Ruivenkamp has argued that these processes are taking place against a background of three main disconnection processes that are taking place in agricultural development in general (Ruivenkamp 1989, 2003a, 2003b, 2005). First a disconnection of the agricultural production and the natural environment has been widely described and criticized for its perceived unsustainability. Secondly, a disconnection process between agricultural products and food products is present, since many food products have become a mixture of chemical ingredients (protein, lipids, carbohydrates, vitamins, and additives) of which the original agricultural source is no longer visible, nor relevant. Of course, this process precisely allows the process of substitution as described above and elaborated by Goodman et al. Thirdly, partly as a result of the previous disconnection process, agricultural production becomes disconnected from food chains altogether, since the chemical compounds that constitute the agricultural products become ingredients for not only a food processing industry, but also for a chemical industry, or for the production of biofuels. These latter two disconnection processes are important constitutive elements of globalising food chains, in which a final type of disconnection process is salient: the disconnection of local production from local processing and consumption. Instead of dealing with local markets, farmers increasingly produce for very distant markets and therefore become vulnerable to international market fluctuations, trade barriers, and international competition with producers in entirely different parts of the world. These processes are problematic for their associated loss of control of local farmers over their own livelihoods, and autonomy.

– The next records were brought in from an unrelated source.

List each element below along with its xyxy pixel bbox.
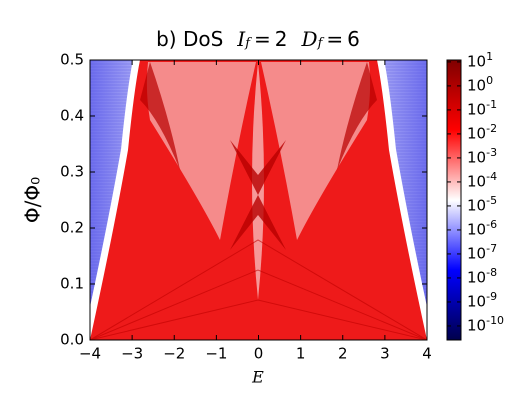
colorbar-tick-label: 10-6	[467, 218, 497, 238]
x-tick-label: −1	[205, 345, 227, 363]
param-value: 6	[347, 27, 360, 51]
colorbar-tick-label: 10-7	[467, 242, 497, 262]
exponent: 1	[486, 50, 493, 63]
title-text: b) DoS	[156, 27, 223, 51]
colorbar-tick-label: 10-5	[467, 194, 497, 214]
exponent: -5	[486, 194, 497, 207]
param-subscript: f	[317, 36, 325, 51]
colorbar-tick-label: 10-4	[467, 170, 497, 190]
param-relation: =	[326, 27, 343, 51]
param-symbol: I	[236, 27, 246, 51]
chart-title: b) DoS If = 2 Df = 6	[156, 27, 360, 52]
exponent: 0	[486, 74, 493, 87]
colorbar-tick-label: 100	[467, 74, 493, 94]
y-tick-label: 0.3	[60, 163, 84, 181]
param-subscript: f	[244, 36, 252, 51]
x-tick-label: −2	[163, 345, 185, 363]
colorbar: 10110010-110-210-310-410-510-610-710-810…	[446, 50, 504, 341]
exponent: -7	[486, 242, 497, 255]
title: b) DoS If = 2 Df = 6	[156, 27, 360, 52]
colorbar-tick-label: 10-8	[467, 266, 497, 286]
x-axis-label: E	[251, 368, 264, 387]
y-tick-label: 0.0	[60, 331, 84, 349]
colorbar-tick-label: 10-9	[467, 290, 497, 310]
exponent: -1	[486, 98, 497, 111]
colorbar-gradient	[446, 59, 462, 341]
x-tick-label: 1	[296, 345, 306, 363]
colorbar-tick-label: 10-10	[467, 314, 504, 334]
heatmap-image	[90, 60, 427, 340]
x-tick-label: −3	[121, 345, 143, 363]
exponent: -6	[486, 218, 497, 231]
colorbar-tick-label: 101	[467, 50, 493, 70]
y-tick-label: 0.4	[60, 107, 84, 125]
exponent: -9	[486, 290, 497, 303]
y-tick-label: 0.1	[60, 275, 84, 293]
param-symbol: D	[301, 27, 318, 51]
param-relation: =	[254, 27, 271, 51]
exponent: -3	[486, 146, 497, 159]
exponent: -8	[486, 266, 497, 279]
x-tick-label: 2	[338, 345, 348, 363]
colorbar-tick-label: 10-3	[467, 146, 497, 166]
y-axis-label: Φ/Φ₀	[21, 177, 45, 223]
x-tick-label: 3	[380, 345, 390, 363]
y-tick-label: 0.2	[60, 219, 84, 237]
x-tick-label: 4	[422, 345, 432, 363]
exponent: -2	[486, 122, 497, 135]
exponent: -10	[486, 314, 504, 327]
exponent: -4	[486, 170, 497, 183]
colorbar-tick-label: 10-2	[467, 122, 497, 142]
x-tick-label: −4	[79, 345, 101, 363]
colorbar-tick-label: 10-1	[467, 98, 497, 118]
x-tick-label: 0	[254, 345, 264, 363]
param-value: 2	[275, 27, 288, 51]
y-tick-label: 0.5	[60, 51, 84, 69]
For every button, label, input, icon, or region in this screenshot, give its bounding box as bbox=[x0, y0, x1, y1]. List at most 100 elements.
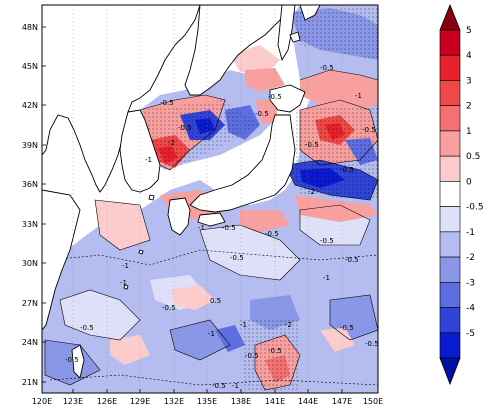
map-panel: -0.5 -0.5 -0.5 -0.5 -0.5 -0.5 -0.5 -0.5 … bbox=[42, 5, 379, 393]
contour-label: -1 bbox=[208, 330, 215, 338]
contour-label: -0.5 bbox=[255, 110, 269, 118]
contour-label: -0.5 bbox=[245, 352, 259, 360]
colorbar-cell bbox=[439, 54, 461, 81]
contour-label: -0.5 bbox=[160, 99, 174, 107]
map-frame bbox=[41, 4, 379, 394]
china-coast bbox=[42, 189, 81, 331]
lat-tick: 45N bbox=[22, 62, 38, 71]
contour-label: -1 bbox=[122, 262, 129, 270]
contour-label: -0.5 bbox=[362, 126, 376, 134]
lon-tick: 120E bbox=[32, 397, 52, 406]
colorbar: 5 4 3 2 1 0.5 0 -0.5 -1 -2 -3 -4 -5 bbox=[439, 3, 484, 386]
colorbar-cell bbox=[439, 256, 461, 283]
lat-tick: 48N bbox=[22, 23, 38, 32]
contour-lines bbox=[44, 69, 378, 391]
colorbar-cell bbox=[439, 29, 461, 56]
korea bbox=[119, 109, 161, 193]
colorbar-label: 3 bbox=[466, 76, 472, 86]
contour-label: -0.5 bbox=[222, 224, 236, 232]
contour-label: -1 bbox=[145, 156, 152, 164]
gridlines bbox=[72, 5, 343, 393]
lon-tick: 147E bbox=[332, 397, 352, 406]
contour-label: -0.5 bbox=[268, 347, 282, 355]
shikoku bbox=[197, 212, 226, 227]
kuril-land bbox=[299, 5, 321, 21]
hokkaido bbox=[269, 84, 306, 113]
colorbar-cell bbox=[439, 80, 461, 106]
colorbar-label: -1 bbox=[466, 228, 475, 238]
colorbar-label: 4 bbox=[466, 51, 472, 61]
contour-label: -0.5 bbox=[212, 382, 226, 390]
lon-axis: 120E 123E 126E 129E 132E 135E 138E 141E … bbox=[32, 389, 383, 406]
colorbar-cell bbox=[439, 206, 461, 233]
contour-label: -0.5 bbox=[80, 324, 94, 332]
contour-label: 0.5 bbox=[210, 297, 221, 305]
colorbar-label: 1 bbox=[466, 127, 472, 137]
lon-tick: 144E bbox=[298, 397, 318, 406]
russia-coast bbox=[184, 5, 291, 96]
colorbar-label: 0 bbox=[466, 177, 472, 187]
colorbar-cell bbox=[439, 155, 461, 182]
contour-label: -0.5 bbox=[268, 93, 282, 101]
lon-tick: 138E bbox=[231, 397, 251, 406]
contour-label: -2 bbox=[285, 321, 292, 329]
colorbar-label: 5 bbox=[466, 26, 472, 36]
lon-tick: 129E bbox=[130, 397, 150, 406]
colorbar-label: -2 bbox=[466, 253, 475, 263]
honshu bbox=[189, 114, 296, 213]
contour-label: -0.5 bbox=[365, 340, 379, 348]
colorbar-cell bbox=[439, 130, 461, 157]
contour-label: -0.5 bbox=[320, 64, 334, 72]
contour-label: -2 bbox=[168, 139, 175, 147]
lon-tick: 150E bbox=[363, 397, 383, 406]
colorbar-cell bbox=[439, 307, 461, 334]
colorbar-cell bbox=[439, 181, 461, 207]
contour-label: -0.5 bbox=[162, 304, 176, 312]
contour-label: -0.5 bbox=[65, 356, 79, 364]
contour-label: -1 bbox=[198, 224, 205, 232]
lat-axis: 48N 45N 42N 39N 36N 33N 30N 27N 24N 21N bbox=[22, 23, 46, 387]
lat-tick: 30N bbox=[22, 259, 38, 268]
lat-tick: 27N bbox=[22, 299, 38, 308]
lon-tick: 135E bbox=[197, 397, 217, 406]
colorbar-cell bbox=[439, 105, 461, 132]
colorbar-bottom-triangle bbox=[439, 357, 461, 386]
contour-label: -1 bbox=[240, 321, 247, 329]
colorbar-cell bbox=[439, 282, 461, 308]
contour-label: -1 bbox=[120, 279, 127, 287]
contour-label: -0.5 bbox=[340, 324, 354, 332]
lat-tick: 39N bbox=[22, 141, 38, 150]
colorbar-label: 2 bbox=[466, 102, 472, 112]
contour-label: -2 bbox=[308, 188, 315, 196]
coastlines bbox=[42, 5, 306, 379]
colorbar-top-triangle bbox=[439, 3, 461, 31]
taiwan bbox=[71, 344, 85, 379]
colorbar-label: -0.5 bbox=[466, 203, 484, 213]
lat-tick: 33N bbox=[22, 220, 38, 229]
colorbar-label: -5 bbox=[466, 329, 475, 339]
contour-label: -0.5 bbox=[178, 124, 192, 132]
contour-label: -0.5 bbox=[320, 237, 334, 245]
lat-tick: 36N bbox=[22, 180, 38, 189]
sakhalin bbox=[277, 5, 296, 62]
lat-tick: 24N bbox=[22, 338, 38, 347]
colorbar-cell bbox=[439, 332, 461, 359]
contour-label: -0.5 bbox=[305, 141, 319, 149]
lat-tick: 21N bbox=[22, 378, 38, 387]
contour-label: -0.5 bbox=[345, 256, 359, 264]
lat-tick: 42N bbox=[22, 101, 38, 110]
contour-label: -0.5 bbox=[340, 166, 354, 174]
kyushu bbox=[167, 197, 191, 236]
contour-label: -0.5 bbox=[230, 254, 244, 262]
contour-label: -0.5 bbox=[265, 230, 279, 238]
contour-label: -1 bbox=[355, 92, 362, 100]
colorbar-label: 0.5 bbox=[466, 152, 480, 162]
colorbar-label: -4 bbox=[466, 304, 475, 314]
lon-tick: 132E bbox=[164, 397, 184, 406]
contour-label: -1 bbox=[323, 274, 330, 282]
lon-tick: 126E bbox=[97, 397, 117, 406]
lon-tick: 123E bbox=[63, 397, 83, 406]
mainland-asia bbox=[42, 5, 201, 193]
contour-labels: -0.5 -0.5 -0.5 -0.5 -0.5 -0.5 -0.5 -0.5 … bbox=[65, 64, 379, 390]
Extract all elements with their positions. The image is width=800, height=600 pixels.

This analysis of disconnection processes has on the one hand led to pleas for a reconnection of ‘people, land and nature’ in order to achieve sustainable agricultural production (Pretty 2002), as well as to visions of multi-local agro-food networks which introduce new ways of thinking about producer/consumer relations (Manzini 2005). Alternatively, rather than reconnecting what has been increasingly separated in processes of economic globalization, active attempts to re-establish a certain level of autonomy and control in the hand of local communities, as part of internationalized food networks may be taken as a way forward.